En effet, la première cible visée par quelques hauts fonctionnaires de Bercy a de quoi inquiéter. Ils veulent diminuer de moitié l'avantage fiscal apporté au mécénat d'entreprise. D'après ADMICAL, l'association représentante des entreprises mécènes, ce secteur représenterait 2 milliards d'euros. Pas même une TVA sur la restauration, 1/30ème de la fraude fiscale... Même d'un ordre quantitatif, cette mesure n'avait rien de prioritaire, chers snipers fiscaux. Mais surtout, surtout, la décision de ces quelques têtes dites bien faites de Bercy relève du scandale dans la mesure où ils assimilent le mécénat d'entreprise à une niche fiscale. Or, le mécénat est régi par une loi du 1er août 2003 (dite loi Aillagon) stipulant que l'avantage fiscal accordé aux mécènes l'est dans la mesure où le don relève de l'intérêt général. C'est à dire, garde fou solide, que les bénéficiaires de ces dons soient en mesure d'apporter des rescrits fiscaux montrant qu'elles relèvent bien dudit intérêt général. Dans cette mesure comment continuer à parler de niche fiscal ? Sans doute trois crétins qui ont entendu qu'il y a 20 ou 30 ans, le mécénat était "la danseuse du président" et permettait à des chefs d'entreprise de verser dans l'abus de bien social. Un déni de réalité pur et simple dans la mesure où les dons d'entreprises vont aujourd'hui à des milliers de petites ou grosses associations, que les comités chargés des dons comportent souvent des personnalités qualifiés issus de ce secteur de la solidarité... Que ces entreprises aient des finalités internes et externes, de cohésion des équipes ou de communication, c'est entendu. Mais sont-elles fautives pour autant ?

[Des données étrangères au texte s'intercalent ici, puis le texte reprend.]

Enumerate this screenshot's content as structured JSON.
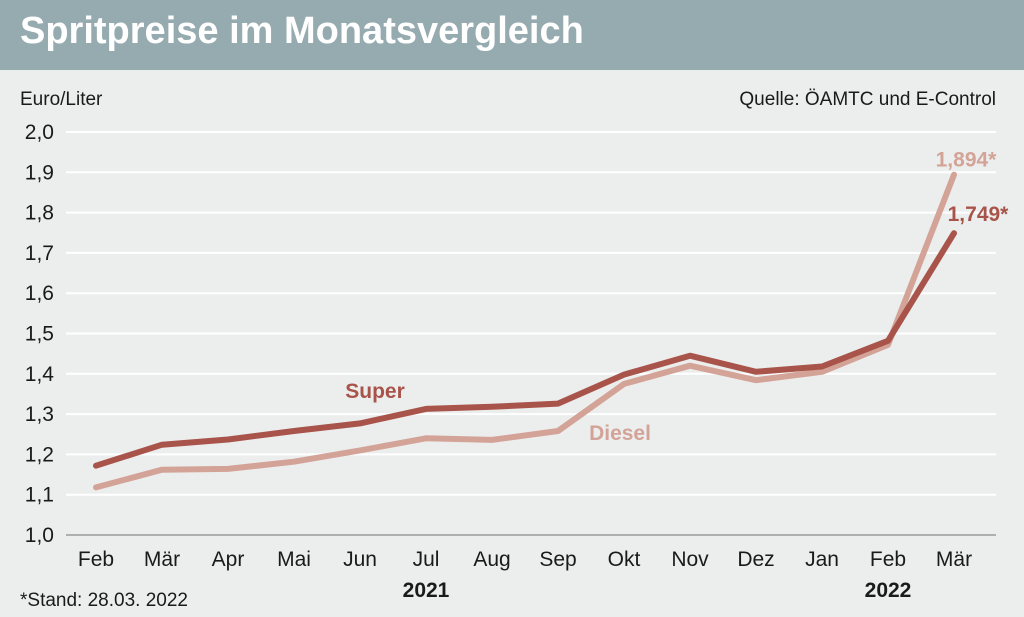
{
  "header": {
    "title": "Spritpreise im Monatsvergleich"
  },
  "chart_data": {
    "type": "line",
    "ylabel": "Euro/Liter",
    "source": "Quelle: ÖAMTC und E-Control",
    "footnote": "*Stand: 28.03. 2022",
    "categories": [
      "Feb",
      "Mär",
      "Apr",
      "Mai",
      "Jun",
      "Jul",
      "Aug",
      "Sep",
      "Okt",
      "Nov",
      "Dez",
      "Jan",
      "Feb",
      "Mär"
    ],
    "year_labels": [
      {
        "label": "2021",
        "category_index": 5
      },
      {
        "label": "2022",
        "category_index": 12
      }
    ],
    "ylim": [
      1.0,
      2.0
    ],
    "yticks": [
      "1,0",
      "1,1",
      "1,2",
      "1,3",
      "1,4",
      "1,5",
      "1,6",
      "1,7",
      "1,8",
      "1,9",
      "2,0"
    ],
    "grid": true,
    "series": [
      {
        "name": "Super",
        "color": "#a8544a",
        "values": [
          1.172,
          1.224,
          1.237,
          1.258,
          1.277,
          1.313,
          1.318,
          1.326,
          1.398,
          1.445,
          1.405,
          1.418,
          1.482,
          1.749
        ],
        "end_label": "1,749*"
      },
      {
        "name": "Diesel",
        "color": "#d4a397",
        "values": [
          1.118,
          1.162,
          1.164,
          1.182,
          1.21,
          1.24,
          1.236,
          1.258,
          1.375,
          1.42,
          1.384,
          1.405,
          1.472,
          1.894
        ],
        "end_label": "1,894*"
      }
    ]
  }
}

Au-delà de l'erreur politique manifeste, cette décision choque dans la mesure où elle illustre tristement la déconnexion du politique avec la société. Comment peut on assimiler ces mesures salutaires à une niche fiscale. Si cette cartouche part, les dégâts seront pour les finances publiques : les deniers qui n'iront pas à la Croix Rouge, aux épiceries solidaires, aux associations d'insertions, au tutorat d'élèves méritants, aux personnes âgées et handicapées, au soutien d'associations luttant contre l'illétrisme, on les oublie ? Evidemment que non, un Etat comme la France ne peut laisser ce tissu mourir et devra payer lui même ce qui pour l'heure est pris en charge par des acteurs privés, ce qui permet de tisser des liens au delà du chèque. Détruire cela relève d'une intelligence plus que discrète... Espérons que l'infatué à la tête de Bercy ait un éclair de lucidité...
PS: la photo en miniature est du Castor, c'est une oeuvre d'art aperçue au musée de la Reina Sofia, non loin de Guernica... Le rapprochement des deux m'avait clairement décroché un sourire.